In Need of a Longer Break

What is it about these micro-breaks that makes for such darn good TSL fodder? You’d think the whole not-being-in-school thing wouldn’t really have a place in the school paper, but there’s something about the negative space between the long stretches we spend here on campus that helps to better define them. At least, that’s what I decided at 4 a.m. on Black Friday while I was retching into a bucket.

The list of revelatory experiences I had this break is long and, when taken for what they were in the most literal sense, undeniably banal. I realized, for example, just how much first-run cable television I have been missing the past few months, an epiphany that must’ve decreased my productivity ten-fold (“Yes, Mom, I’ll do the dishes… after these next 16 episodes of “Rizzoli & Isles””). I listened in largely uninterested silence to two months’ worth of past weather reports, lapsing into raised-eyebrow territory when I heard about the freak snowstorm that had hit New York the week of Halloween, the one my parents had somehow failed to mention, no doubt preoccupied with Harwoodian warnings. I marveled at the unoriginality of my relatives’ questions (“How’s school? How are your classes? How was the flight? How were those little blue chips they give out? Still little and blue? Well, that’s nice.”), noting that impossibly long family dinners do not necessarily lend themselves to unpacking unprecedentedly long absences. I came to know the awkwardness of the Talk with the Prodigal Friend Who is Not Enjoying College, the one that’s supposed to be encouraging but comes off as either falsely sympathetic or downright passive-aggressive. I calculated the number of hours of my life I’ve spent in transcontinental flight (approximately 195).

They say it’s the little things that count, and they’re right. Just as something as small as a nibble off the end of a madeleine can send you hurtling toward old Combray, so the simple throwaway “Well, that’s nice” of an uncle you realize you barely know anymore can speak that extra little 3,000-page volume of what you’ve begun to suspect: that you don’t belong at home anymore. That “home” as a geographical-emotional marker could mean anything, or that—and this is the worst fear—maybe it means nothing. Maybe you don’t belong anywhere, that if your freshman anonymity and your total lack of future and the fact that nobody seems to be doing anything to answer your PERM requests is evidentiary of anything it’s that you’re sort of like this invisible floating on the fringes of the real world, no longer a kid, old enough, even, to have gotten your post-pubertal mess of a half-life together, but an absolute nobody in any sector of normal society. It’s that in-between uncertainty that makes itself painfully obvious during these breaks, bringing to light what’s been building for months in the form of that uncomfortable game of let’s-see-how-much-we-can-charge-on-Mommy’s-credit-card-before-she-notices, that moment you realize you’ve got another 40 minutes until your flight boards and you wonder what to do with yourself, the strangely implacable heartache of putting yourself to bed at an hour you considered in your former life to be ungodly.

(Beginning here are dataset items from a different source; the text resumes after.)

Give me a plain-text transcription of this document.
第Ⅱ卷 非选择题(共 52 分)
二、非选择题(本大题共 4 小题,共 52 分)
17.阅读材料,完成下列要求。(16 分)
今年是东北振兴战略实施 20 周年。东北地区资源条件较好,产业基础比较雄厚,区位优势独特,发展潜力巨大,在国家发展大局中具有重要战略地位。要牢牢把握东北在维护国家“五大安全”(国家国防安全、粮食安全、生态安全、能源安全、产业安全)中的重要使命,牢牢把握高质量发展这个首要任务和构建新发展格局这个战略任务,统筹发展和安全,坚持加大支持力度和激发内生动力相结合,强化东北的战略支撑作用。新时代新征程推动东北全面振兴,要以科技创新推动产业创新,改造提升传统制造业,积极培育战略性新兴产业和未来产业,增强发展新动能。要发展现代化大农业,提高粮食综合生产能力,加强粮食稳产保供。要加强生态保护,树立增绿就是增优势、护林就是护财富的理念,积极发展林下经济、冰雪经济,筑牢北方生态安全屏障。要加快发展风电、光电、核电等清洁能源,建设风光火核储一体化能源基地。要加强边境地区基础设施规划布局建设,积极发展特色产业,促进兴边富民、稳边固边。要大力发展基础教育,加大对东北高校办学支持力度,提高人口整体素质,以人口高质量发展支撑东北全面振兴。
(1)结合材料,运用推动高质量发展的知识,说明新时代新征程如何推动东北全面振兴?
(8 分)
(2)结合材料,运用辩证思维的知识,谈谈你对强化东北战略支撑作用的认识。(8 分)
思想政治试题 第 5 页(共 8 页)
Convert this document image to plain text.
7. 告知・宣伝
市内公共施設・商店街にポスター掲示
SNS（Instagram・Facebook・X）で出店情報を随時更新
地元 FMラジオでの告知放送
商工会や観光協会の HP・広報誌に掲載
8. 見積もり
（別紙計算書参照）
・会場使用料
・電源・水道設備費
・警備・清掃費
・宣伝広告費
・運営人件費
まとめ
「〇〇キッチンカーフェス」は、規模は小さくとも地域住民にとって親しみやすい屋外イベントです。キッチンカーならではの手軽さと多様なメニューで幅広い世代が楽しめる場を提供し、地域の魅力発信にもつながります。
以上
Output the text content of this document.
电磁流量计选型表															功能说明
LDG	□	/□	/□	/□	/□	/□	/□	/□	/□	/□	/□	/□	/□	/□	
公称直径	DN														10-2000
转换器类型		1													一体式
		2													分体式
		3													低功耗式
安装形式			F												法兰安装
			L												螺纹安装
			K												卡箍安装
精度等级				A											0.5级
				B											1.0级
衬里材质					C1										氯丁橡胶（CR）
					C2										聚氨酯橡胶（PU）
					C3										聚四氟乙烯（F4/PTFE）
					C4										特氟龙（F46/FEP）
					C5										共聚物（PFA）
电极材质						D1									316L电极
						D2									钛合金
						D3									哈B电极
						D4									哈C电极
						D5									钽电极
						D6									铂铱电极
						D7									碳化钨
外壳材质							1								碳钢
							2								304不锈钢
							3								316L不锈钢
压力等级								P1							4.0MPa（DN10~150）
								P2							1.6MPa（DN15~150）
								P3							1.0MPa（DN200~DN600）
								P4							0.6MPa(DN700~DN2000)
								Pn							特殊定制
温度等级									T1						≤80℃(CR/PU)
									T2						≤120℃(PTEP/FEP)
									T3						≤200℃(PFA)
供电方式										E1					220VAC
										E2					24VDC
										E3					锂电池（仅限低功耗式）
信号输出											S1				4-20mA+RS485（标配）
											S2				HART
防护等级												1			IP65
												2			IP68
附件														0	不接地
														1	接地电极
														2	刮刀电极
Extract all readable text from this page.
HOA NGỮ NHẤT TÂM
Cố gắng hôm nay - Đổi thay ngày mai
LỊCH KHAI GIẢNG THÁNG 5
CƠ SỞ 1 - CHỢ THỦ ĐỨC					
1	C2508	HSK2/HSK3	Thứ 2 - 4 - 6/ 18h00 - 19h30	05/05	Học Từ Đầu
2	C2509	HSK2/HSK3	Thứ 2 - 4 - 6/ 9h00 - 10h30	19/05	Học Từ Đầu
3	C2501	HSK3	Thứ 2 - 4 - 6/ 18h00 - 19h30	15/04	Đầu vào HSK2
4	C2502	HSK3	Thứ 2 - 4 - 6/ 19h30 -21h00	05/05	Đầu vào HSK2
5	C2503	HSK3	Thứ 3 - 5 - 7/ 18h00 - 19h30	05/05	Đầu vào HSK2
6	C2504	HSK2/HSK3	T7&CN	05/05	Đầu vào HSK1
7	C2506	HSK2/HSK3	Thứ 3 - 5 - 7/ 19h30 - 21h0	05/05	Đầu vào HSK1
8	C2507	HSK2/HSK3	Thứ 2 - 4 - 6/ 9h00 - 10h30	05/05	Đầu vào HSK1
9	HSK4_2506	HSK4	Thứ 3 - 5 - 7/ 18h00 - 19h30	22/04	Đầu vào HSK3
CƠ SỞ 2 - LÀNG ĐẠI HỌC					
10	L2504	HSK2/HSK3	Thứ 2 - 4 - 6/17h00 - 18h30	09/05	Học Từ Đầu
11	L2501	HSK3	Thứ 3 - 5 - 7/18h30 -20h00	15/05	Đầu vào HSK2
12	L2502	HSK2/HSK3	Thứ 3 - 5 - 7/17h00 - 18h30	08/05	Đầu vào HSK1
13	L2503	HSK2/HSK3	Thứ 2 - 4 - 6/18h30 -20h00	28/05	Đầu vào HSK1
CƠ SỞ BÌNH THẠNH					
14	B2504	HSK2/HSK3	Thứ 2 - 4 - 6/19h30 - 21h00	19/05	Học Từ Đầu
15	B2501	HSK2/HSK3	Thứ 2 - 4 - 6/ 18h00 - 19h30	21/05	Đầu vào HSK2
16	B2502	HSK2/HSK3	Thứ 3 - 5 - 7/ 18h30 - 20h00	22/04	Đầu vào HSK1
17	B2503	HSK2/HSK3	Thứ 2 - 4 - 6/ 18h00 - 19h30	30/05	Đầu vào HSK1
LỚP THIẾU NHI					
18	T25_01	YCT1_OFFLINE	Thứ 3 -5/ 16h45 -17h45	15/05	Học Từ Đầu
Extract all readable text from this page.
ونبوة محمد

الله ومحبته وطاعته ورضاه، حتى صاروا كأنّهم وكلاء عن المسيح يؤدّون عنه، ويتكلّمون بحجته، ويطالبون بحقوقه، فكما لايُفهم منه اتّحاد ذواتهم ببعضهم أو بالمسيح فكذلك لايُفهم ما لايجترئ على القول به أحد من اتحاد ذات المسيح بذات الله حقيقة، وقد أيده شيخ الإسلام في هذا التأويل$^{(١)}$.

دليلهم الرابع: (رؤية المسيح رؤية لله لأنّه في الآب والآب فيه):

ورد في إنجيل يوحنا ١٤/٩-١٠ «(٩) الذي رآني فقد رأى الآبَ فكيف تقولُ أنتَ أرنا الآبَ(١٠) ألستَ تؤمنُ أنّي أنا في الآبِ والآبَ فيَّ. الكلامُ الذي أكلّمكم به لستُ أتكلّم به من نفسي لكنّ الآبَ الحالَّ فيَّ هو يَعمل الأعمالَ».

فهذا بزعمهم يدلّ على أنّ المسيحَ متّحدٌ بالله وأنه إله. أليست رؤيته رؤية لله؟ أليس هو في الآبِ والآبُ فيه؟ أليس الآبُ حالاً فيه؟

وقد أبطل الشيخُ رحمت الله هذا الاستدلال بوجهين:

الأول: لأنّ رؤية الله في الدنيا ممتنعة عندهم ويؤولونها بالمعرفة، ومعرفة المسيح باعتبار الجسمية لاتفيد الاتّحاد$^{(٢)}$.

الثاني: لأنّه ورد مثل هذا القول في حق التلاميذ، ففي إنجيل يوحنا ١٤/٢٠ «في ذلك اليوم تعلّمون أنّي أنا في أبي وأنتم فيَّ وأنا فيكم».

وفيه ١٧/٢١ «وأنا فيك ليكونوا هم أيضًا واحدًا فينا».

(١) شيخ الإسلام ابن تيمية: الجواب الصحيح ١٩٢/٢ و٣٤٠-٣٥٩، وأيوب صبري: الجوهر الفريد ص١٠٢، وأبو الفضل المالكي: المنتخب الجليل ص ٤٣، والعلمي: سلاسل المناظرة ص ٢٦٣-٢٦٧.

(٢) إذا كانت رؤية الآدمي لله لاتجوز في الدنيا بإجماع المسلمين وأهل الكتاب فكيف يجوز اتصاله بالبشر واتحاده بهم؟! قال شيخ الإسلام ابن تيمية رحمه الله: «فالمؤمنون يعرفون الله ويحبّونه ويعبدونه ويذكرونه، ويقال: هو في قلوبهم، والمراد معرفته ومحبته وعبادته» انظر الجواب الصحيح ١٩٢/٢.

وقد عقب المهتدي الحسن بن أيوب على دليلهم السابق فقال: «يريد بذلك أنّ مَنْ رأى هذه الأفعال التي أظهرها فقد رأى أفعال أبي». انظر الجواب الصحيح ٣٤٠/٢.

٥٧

I was thinking about all this, and the worst part about it was that I was home among friends and family and there we all were, trying to pretend like we had roles that still held in a sense-making way, going through the motions, riding around in cars and throwing house parties like we used to, sitting down to elaborate home-cooked meals and politely inquiring about the chips on the flight. But the play felt contrived, the happy harmony forced, the so-called self-assuredness a downright sham (but it’s a sham with yams!). The nothingness of it all proved too much for me to bear, and so it was no wonder that I woke up with a tummy ache in the wee early hours after the big meal.

I’m back on campus now. I don’t have any finals (call me a loafer, but I didn’t plan it that way, I swear), which means I’ve got six more days of class and then a week and a half of more scheduled nothingness until I go back to New York again for a whole month. I’m looking forward to a longer break—if anything, it’ll give me more time to sleep—but I’ve stopped expecting the answers to come from these sojourns back “home” because they just seem to raise more questions. But I’ve always been a fan of the questions; they give you purpose, which is as good a substitute for meaning as you’re gonna get, when the questions themselves deal with meaninglessness. So, this holiday season, stay warm, stay safe, pay attention to your emotions (or lack thereof), and keep ruminating (but keep a trash can next to your bed just in case). And make time for first-run television; those little things can be a comfort, too.